Last summer, as a rising junior, the college admissions game caught up with me. A walk with friends on a cloudless day turned into an odd mixture of college counseling and ranting until we began discussing “hooks,” appealing traits that supposedly set a student apart from colossal applicant pools. The “underrepresented minority” hook is the most popular. It was through this lens that I finally revealed my heritage to my friends, a revelation that garnered shocked and borderline envious responses.
As a Mexican and Salvadoran American, the responses I have gotten to my ethnicity have ranged from indifferent to skeptical. Nevertheless, I have grown accustomed to stereotypes and even embrace my supposed racial ambiguity. But after two years in high school, I had realized that even in the statistically diverse tech hub of the Bay Area, diversity is little more than an empty buzzword. My friends, whom I had known since middle school, were preoccupied with racial advantages instead of cultural nuances. My school, which boasts a liberal education, has neglected to define diversity.

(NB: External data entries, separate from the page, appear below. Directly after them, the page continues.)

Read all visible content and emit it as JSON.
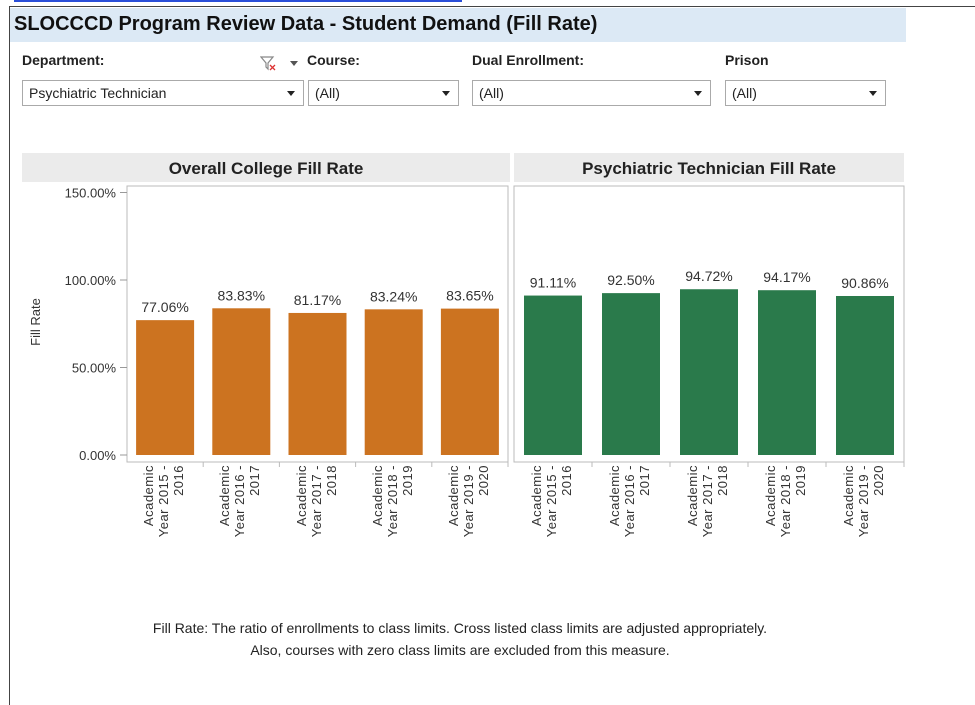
{
  "header": {
    "title": "SLOCCCD Program Review Data - Student Demand (Fill Rate)"
  },
  "filters": [
    {
      "label": "Department:",
      "value": "Psychiatric Technician"
    },
    {
      "label": "Course:",
      "value": "(All)"
    },
    {
      "label": "Dual Enrollment:",
      "value": "(All)"
    },
    {
      "label": "Prison",
      "value": "(All)"
    }
  ],
  "chart_data": [
    {
      "type": "bar",
      "title": "Overall College Fill Rate",
      "y_label": "Fill Rate",
      "color": "#cc7320",
      "categories": [
        "Academic Year 2015 - 2016",
        "Academic Year 2016 - 2017",
        "Academic Year 2017 - 2018",
        "Academic Year 2018 - 2019",
        "Academic Year 2019 - 2020"
      ],
      "values": [
        77.06,
        83.83,
        81.17,
        83.24,
        83.65
      ],
      "value_labels": [
        "77.06%",
        "83.83%",
        "81.17%",
        "83.24%",
        "83.65%"
      ],
      "ylim": [
        0,
        150
      ],
      "yticks": [
        {
          "value": 0,
          "label": "0.00%"
        },
        {
          "value": 50,
          "label": "50.00%"
        },
        {
          "value": 100,
          "label": "100.00%"
        },
        {
          "value": 150,
          "label": "150.00%"
        }
      ]
    },
    {
      "type": "bar",
      "title": "Psychiatric Technician Fill Rate",
      "color": "#2a7a4b",
      "categories": [
        "Academic Year 2015 - 2016",
        "Academic Year 2016 - 2017",
        "Academic Year 2017 - 2018",
        "Academic Year 2018 - 2019",
        "Academic Year 2019 - 2020"
      ],
      "values": [
        91.11,
        92.5,
        94.72,
        94.17,
        90.86
      ],
      "value_labels": [
        "91.11%",
        "92.50%",
        "94.72%",
        "94.17%",
        "90.86%"
      ],
      "ylim": [
        0,
        150
      ]
    }
  ],
  "footnote": [
    "Fill Rate: The ratio of enrollments to class limits. Cross listed class limits are adjusted appropriately.",
    "Also, courses with zero class limits are excluded from this measure."
  ]
}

We live one of the most diverse states in the country, second only to Hawaii. San Mateo County public education ranks fifth out of 58 in the state in diversity, and the county is home to individual niches of diversity, including one of the largest Tongan populations outside of Polynesia. 25 percent of Burlingame High sophomores and seniors identify themselves as mixed race. Our school has exceeded standards in diversity, yet we are not so different than any other school when it comes to cultural expression.

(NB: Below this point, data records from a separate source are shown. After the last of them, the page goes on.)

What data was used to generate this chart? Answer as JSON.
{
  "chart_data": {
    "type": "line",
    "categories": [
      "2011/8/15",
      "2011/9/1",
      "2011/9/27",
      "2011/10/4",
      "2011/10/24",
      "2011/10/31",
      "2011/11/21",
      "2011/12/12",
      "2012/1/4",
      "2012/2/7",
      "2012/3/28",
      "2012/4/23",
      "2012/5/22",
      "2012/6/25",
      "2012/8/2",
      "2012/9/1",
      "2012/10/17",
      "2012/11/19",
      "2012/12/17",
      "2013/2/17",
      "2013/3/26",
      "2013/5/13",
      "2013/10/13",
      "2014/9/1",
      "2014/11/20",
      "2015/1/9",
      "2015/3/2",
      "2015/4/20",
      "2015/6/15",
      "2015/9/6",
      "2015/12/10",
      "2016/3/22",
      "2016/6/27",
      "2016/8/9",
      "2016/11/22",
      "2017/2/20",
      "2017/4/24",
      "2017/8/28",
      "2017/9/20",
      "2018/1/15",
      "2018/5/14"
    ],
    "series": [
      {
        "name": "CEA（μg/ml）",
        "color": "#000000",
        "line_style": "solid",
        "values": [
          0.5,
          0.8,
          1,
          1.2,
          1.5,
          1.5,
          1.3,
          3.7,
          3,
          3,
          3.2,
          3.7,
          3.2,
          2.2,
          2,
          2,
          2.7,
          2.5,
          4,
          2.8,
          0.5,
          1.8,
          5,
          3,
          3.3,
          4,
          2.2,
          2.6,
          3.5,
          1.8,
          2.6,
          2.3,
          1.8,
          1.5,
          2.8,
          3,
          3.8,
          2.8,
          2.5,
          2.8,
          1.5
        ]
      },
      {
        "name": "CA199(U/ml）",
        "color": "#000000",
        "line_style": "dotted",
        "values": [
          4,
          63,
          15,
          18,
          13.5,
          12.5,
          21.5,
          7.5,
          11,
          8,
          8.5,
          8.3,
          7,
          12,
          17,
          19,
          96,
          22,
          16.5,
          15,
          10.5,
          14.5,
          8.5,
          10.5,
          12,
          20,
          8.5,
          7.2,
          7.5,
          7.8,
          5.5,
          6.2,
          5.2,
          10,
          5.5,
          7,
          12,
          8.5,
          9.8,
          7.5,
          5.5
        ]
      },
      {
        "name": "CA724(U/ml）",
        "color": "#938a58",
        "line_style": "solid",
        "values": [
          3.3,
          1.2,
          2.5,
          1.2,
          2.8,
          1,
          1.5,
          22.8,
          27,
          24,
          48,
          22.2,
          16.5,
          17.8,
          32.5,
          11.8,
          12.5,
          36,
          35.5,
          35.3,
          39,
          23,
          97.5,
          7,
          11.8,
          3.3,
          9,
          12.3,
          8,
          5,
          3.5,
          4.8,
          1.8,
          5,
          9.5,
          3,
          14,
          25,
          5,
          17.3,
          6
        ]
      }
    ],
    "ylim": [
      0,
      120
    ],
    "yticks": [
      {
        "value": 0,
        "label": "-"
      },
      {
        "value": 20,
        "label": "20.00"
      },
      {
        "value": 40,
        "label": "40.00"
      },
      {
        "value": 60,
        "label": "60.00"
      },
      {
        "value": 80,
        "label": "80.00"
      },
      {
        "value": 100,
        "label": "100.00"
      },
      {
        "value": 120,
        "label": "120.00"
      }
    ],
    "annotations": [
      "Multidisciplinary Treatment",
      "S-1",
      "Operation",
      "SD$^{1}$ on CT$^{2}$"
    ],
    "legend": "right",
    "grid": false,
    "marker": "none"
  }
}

Students like junior Samantha Drake have faced discrimination, directly and indirectly, citing the times her ethnicity was questioned by her peers and when her sister, a BHS alumnus, was told to downplay her roles Chinese heritage when she applied for a job.
“We’re half white and half Chinese, but our last name is European,” says Drake. “My mom was worried about my sister being discriminated against in the job application process, so she told my sister not to mention the Chinese American clubs she participated in in high school,” Drake says that discrimination is forcing students to conceal or emphasize heritage based on artificial diversity rather than corporate quotas and college admissions processes.

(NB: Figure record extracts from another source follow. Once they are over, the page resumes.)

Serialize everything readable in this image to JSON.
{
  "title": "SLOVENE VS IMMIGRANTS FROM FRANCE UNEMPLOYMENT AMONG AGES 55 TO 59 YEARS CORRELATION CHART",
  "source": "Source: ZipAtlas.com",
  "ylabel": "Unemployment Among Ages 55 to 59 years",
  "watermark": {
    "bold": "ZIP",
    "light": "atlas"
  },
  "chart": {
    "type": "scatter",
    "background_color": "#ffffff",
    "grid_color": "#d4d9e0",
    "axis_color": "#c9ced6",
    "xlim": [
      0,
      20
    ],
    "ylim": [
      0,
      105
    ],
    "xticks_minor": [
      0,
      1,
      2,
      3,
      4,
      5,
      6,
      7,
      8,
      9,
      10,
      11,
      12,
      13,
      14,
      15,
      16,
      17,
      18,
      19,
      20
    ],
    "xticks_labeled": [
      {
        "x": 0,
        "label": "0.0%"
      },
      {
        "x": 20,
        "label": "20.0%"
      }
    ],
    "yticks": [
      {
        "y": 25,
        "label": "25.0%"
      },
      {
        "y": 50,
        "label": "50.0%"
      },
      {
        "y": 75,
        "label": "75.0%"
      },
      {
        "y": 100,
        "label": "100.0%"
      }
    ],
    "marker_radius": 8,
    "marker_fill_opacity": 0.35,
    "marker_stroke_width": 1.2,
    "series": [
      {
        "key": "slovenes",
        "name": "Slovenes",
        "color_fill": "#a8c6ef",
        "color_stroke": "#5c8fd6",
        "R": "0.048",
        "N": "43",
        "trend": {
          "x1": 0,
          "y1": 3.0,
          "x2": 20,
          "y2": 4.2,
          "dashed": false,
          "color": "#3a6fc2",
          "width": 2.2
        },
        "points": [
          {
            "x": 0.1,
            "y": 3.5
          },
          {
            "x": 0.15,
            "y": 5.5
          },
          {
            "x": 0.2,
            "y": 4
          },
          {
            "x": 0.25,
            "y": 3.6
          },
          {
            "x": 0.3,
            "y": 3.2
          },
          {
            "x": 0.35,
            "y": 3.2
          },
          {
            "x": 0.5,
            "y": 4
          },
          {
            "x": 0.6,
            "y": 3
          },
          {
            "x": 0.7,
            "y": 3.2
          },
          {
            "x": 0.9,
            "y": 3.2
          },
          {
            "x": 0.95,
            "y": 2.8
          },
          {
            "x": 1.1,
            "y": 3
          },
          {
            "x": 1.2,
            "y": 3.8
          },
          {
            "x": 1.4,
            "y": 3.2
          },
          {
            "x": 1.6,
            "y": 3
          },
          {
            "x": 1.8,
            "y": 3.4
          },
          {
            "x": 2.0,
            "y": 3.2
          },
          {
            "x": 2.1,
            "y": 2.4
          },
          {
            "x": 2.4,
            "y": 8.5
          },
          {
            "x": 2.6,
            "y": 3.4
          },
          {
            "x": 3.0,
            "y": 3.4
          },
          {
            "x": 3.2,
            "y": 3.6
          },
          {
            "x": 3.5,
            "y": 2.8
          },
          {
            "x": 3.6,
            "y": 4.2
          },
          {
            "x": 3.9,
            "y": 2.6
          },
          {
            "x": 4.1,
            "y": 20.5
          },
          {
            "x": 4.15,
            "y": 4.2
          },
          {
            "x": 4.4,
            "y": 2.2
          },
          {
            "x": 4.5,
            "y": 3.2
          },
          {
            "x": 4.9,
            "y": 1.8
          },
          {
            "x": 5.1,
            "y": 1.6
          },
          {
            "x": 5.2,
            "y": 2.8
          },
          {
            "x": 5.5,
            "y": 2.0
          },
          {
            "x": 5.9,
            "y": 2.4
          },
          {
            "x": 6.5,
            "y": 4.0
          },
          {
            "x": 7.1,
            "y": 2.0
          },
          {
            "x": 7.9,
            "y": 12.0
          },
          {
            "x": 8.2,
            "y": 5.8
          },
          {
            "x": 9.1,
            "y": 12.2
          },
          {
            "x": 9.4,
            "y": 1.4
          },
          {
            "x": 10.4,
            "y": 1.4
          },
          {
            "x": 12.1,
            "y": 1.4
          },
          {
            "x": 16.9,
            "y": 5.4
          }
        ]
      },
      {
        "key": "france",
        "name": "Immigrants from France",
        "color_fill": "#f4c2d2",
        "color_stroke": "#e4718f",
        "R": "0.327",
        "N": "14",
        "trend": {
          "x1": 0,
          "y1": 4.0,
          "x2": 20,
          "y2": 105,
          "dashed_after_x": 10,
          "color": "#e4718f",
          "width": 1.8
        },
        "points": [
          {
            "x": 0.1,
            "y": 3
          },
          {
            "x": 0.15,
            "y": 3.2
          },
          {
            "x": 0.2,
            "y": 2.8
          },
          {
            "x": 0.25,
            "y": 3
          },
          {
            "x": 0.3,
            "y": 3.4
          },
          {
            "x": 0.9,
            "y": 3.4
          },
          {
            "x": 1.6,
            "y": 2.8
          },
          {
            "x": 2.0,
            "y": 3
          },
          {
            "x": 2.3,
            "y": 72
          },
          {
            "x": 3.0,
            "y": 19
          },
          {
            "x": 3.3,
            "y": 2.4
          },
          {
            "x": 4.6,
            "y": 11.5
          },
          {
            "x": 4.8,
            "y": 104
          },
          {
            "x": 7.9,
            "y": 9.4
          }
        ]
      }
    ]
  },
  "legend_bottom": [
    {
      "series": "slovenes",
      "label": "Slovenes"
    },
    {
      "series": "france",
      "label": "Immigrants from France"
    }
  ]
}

College and corporate quotas oversimplify culture. While artificial diversity can open doors to racial minorities who have been shut out by local workplaces, there must be more conversation accompanying quotas.
It would be unfair to place the blame on a public high school for compounding a nationwide issue with diversity. However, there are steps we can take to make the numbers measuring ethnic diversity represent real student culture.
Members of Model United Nations, who are accustomed to discussing racial and ethnic tensions in UN simulations, generally maintain that the way we approach diversity as a society is flawed. Although quotas do have merits, they cannot reverse racial tensions.
“Burlingame High School does not have a very strong Asian American community,” senior Erin Woo said.
“Even though there are a lot of ethnically diverse groups, they’re pretty segregated. People tend to stick with people of the same culture.”
Self-segregation is a major caveat in the promise of diversity. Statistics cannot measure this factor, which can be seen in even the most liberal of areas, just like Burlingame. Even when race is not a deciding factor in one’s friend groups, subtle cultural and economic factors threaten to undermine efforts to diversify school campuses and workplaces.
Another issue we must confront when addressing racism through artificial diversity is assimilation. Racial diversity is appealing on paper until cultural awareness becomes lacking, in which case assimilation becomes a means to adapt. Some members of MUN maintained that assimilation has resulted in a united American culture, especially helpful for those who do not connect with some aspects of their heritage. However, this separate identity undermines diversity when people forget all aspects of their heritage to fall in line with the status quo.
The problem isn’t that the school is predominantly white. Nor is blatant racism the problem. Those who seek diversity and equality must take another step forward. Since we can’t mandate diversity, the best approach is discussion, acknowledgment, and breaking down the us-them dynamic that defines racism.